Real Life Experiences Versus Online

I remember my A Level History lessons with fondness. My teacher brought History to life in class by showing students her many slides of archaeological digs to ancient lands such as Israel, Greece and Egypt. This inspired me to visit some of these places throughout my life as an adult. I did not just want to read about them in a book but wanted to experience them like nothing else can, a chance to connect, understand, and explore objects, perceptions, feelings, and innovative thoughts. Seeing a picture can’t ever replace material engagement with an object. We can’t anticipate the kinds of questions we’ll want to ask of objects in the future, so a digital record should never take the place of an object or image. There’s no replacement for the real thing.

Recently I spent a day at the Ashmolean Museum in Oxford visiting the Andy Warhol exhibition. Coming face to face with artworks of an inspirational artist whom I studied at school enabled me to understand more about his reasons for creating his art work and his interpretation of popular culture and consumerism. This experience broadened my knowledge and appreciation of the art work which made me think about how young people learn new material not just in class but through technology.

Teachers of young people are in a prime position to encourage them to widen their life experiences beyond the classroom and experience real life by bringing the classroom teaching alive and broadening their thoughts, feelings and ideas. We offer many school trips to cultural and science museums, art galleries and many more. The power and influence of ‘being there’, a real life experience compliments the curriculum taught and more importantly, enriches the learning of any student.

 

A reproduction of an artefact, whether it’s a photograph or a digital version of it, for example, can travel much further than the artefact itself. It can be in many places at once and so dramatically enrich the conversations that surround it. You lose something when you are engaging with a work of art or a specimen on a computer screen. You can’t walk around it, or touch it, or see how light plays upon its surface. It can be hard to appreciate the scale of something – whether it’s incredibly delicate or whether it dominates the room.

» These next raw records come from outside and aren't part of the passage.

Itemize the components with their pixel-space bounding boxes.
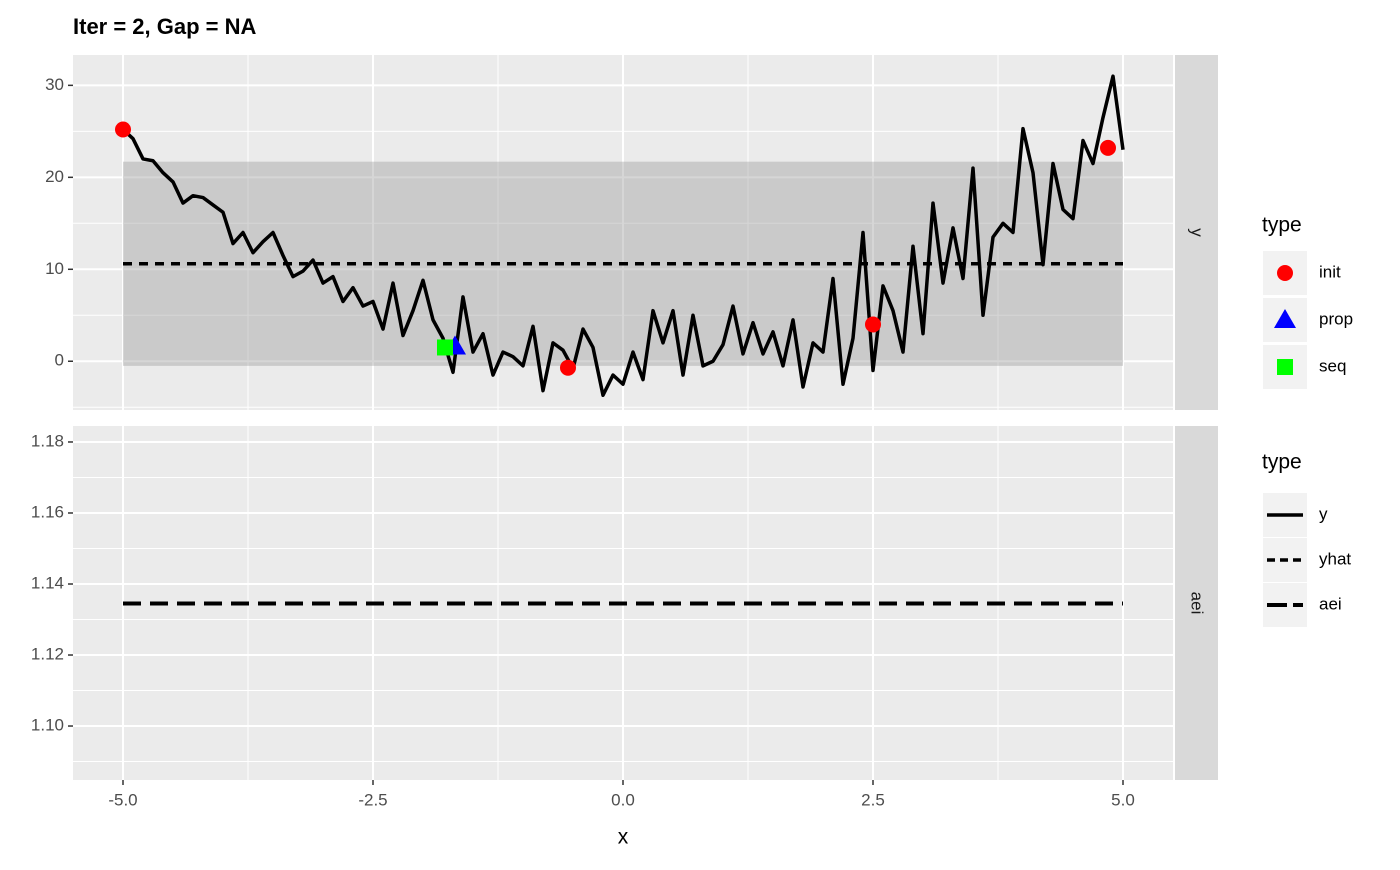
line: [121, 74, 1125, 398]
strip-label: y: [1188, 228, 1207, 237]
y-tick-label: 1.14: [31, 573, 64, 592]
legend-label: y: [1319, 504, 1328, 523]
point: [1100, 139, 1116, 156]
y-tick-label: 1.16: [31, 502, 64, 521]
y-tick-label: 20: [45, 167, 64, 186]
legend-symbol: [1277, 265, 1293, 281]
point: [560, 359, 576, 376]
legend-label: aei: [1319, 594, 1342, 613]
legend-symbol: [1277, 359, 1293, 375]
point: [115, 121, 131, 138]
x-tick-label: 0.0: [611, 790, 635, 809]
legend-label: init: [1319, 262, 1341, 281]
legend-label: yhat: [1319, 549, 1351, 568]
legend-label: prop: [1319, 309, 1353, 328]
chart-title: Iter = 2, Gap = NA: [73, 14, 257, 39]
x-tick-label: -5.0: [108, 790, 137, 809]
point: [865, 316, 881, 333]
point: [437, 339, 453, 356]
y-tick-label: 30: [45, 75, 64, 94]
y-tick-label: 1.10: [31, 716, 64, 735]
legend-label: seq: [1319, 356, 1346, 375]
x-tick-label: 5.0: [1111, 790, 1135, 809]
x-axis-label: x: [618, 826, 629, 849]
strip: [1175, 426, 1218, 780]
y-tick-label: 1.18: [31, 431, 64, 450]
y-tick-label: 10: [45, 259, 64, 278]
legend-title: type: [1262, 451, 1302, 474]
x-tick-label: 2.5: [861, 790, 885, 809]
y-tick-label: 0: [55, 351, 64, 370]
legend-title: type: [1262, 214, 1302, 237]
y-tick-label: 1.12: [31, 645, 64, 664]
strip: [1175, 55, 1218, 410]
legend-symbol: [1274, 309, 1296, 328]
x-tick-label: -2.5: [358, 790, 387, 809]
strip-label: aei: [1188, 592, 1207, 615]
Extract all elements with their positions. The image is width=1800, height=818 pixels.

Digital life is so much part of society’s way of interacting with people and the world around them. This experience and way of living is only a way but not the only way. According to Jim Taylor, PhD ‘The power of prime’, a Psychology Professor at the University of San Francisco, believes that wired life is not real, meaning experiences are created by technology with the aim of ‘simulating an experience’. He goes on to explain that,

‘The problem with this “low-resolution” life is that, though it shares similarities to real life, it lacks the high resolution and the granularity of real life…..There is always something between us and our experiences’.

Susan Greenfield, a noted British neuroscientist, broadcaster and member of the House of Lords, who has studied the impact of new technology on people believes that, ‘for all of its appearance of freedom, technology puts us in a box, a very bright, shiny, and fun box to be sure, but a box nonetheless. You may think those dropdown menus give us options, but what they really do is limit choices that limit our thinking, imaginations, and actions’.

At Northampton High School, we encourage girls to be bold, creative, confident and competent women who have the skills to think, question, take risks and broaden their learning experiences.  Real life enriches our sensory experiences through sight, sound, smell, touch, taste, balance, movement, temperature and emotions. Technology has come a long way replicating these through visual graphics and sound but these are artificial and are they enough?

 

So, what do you plan to do on the weekend or on your next holiday? Visit a museum, art gallery or walk the streets of the ancient town of a foreign city? ‘Why we go to museums, or art galleries, travel to distant lands doesn’t really matter as much as what we get out of our visit. We may go to see a famous artwork, and end up meeting someone special. We may go to get out of the rain and come face to face with an artefact that changes the way we think, or lifts us somehow; something that sets us on a wholly new journey of discovery. Make it a real experience.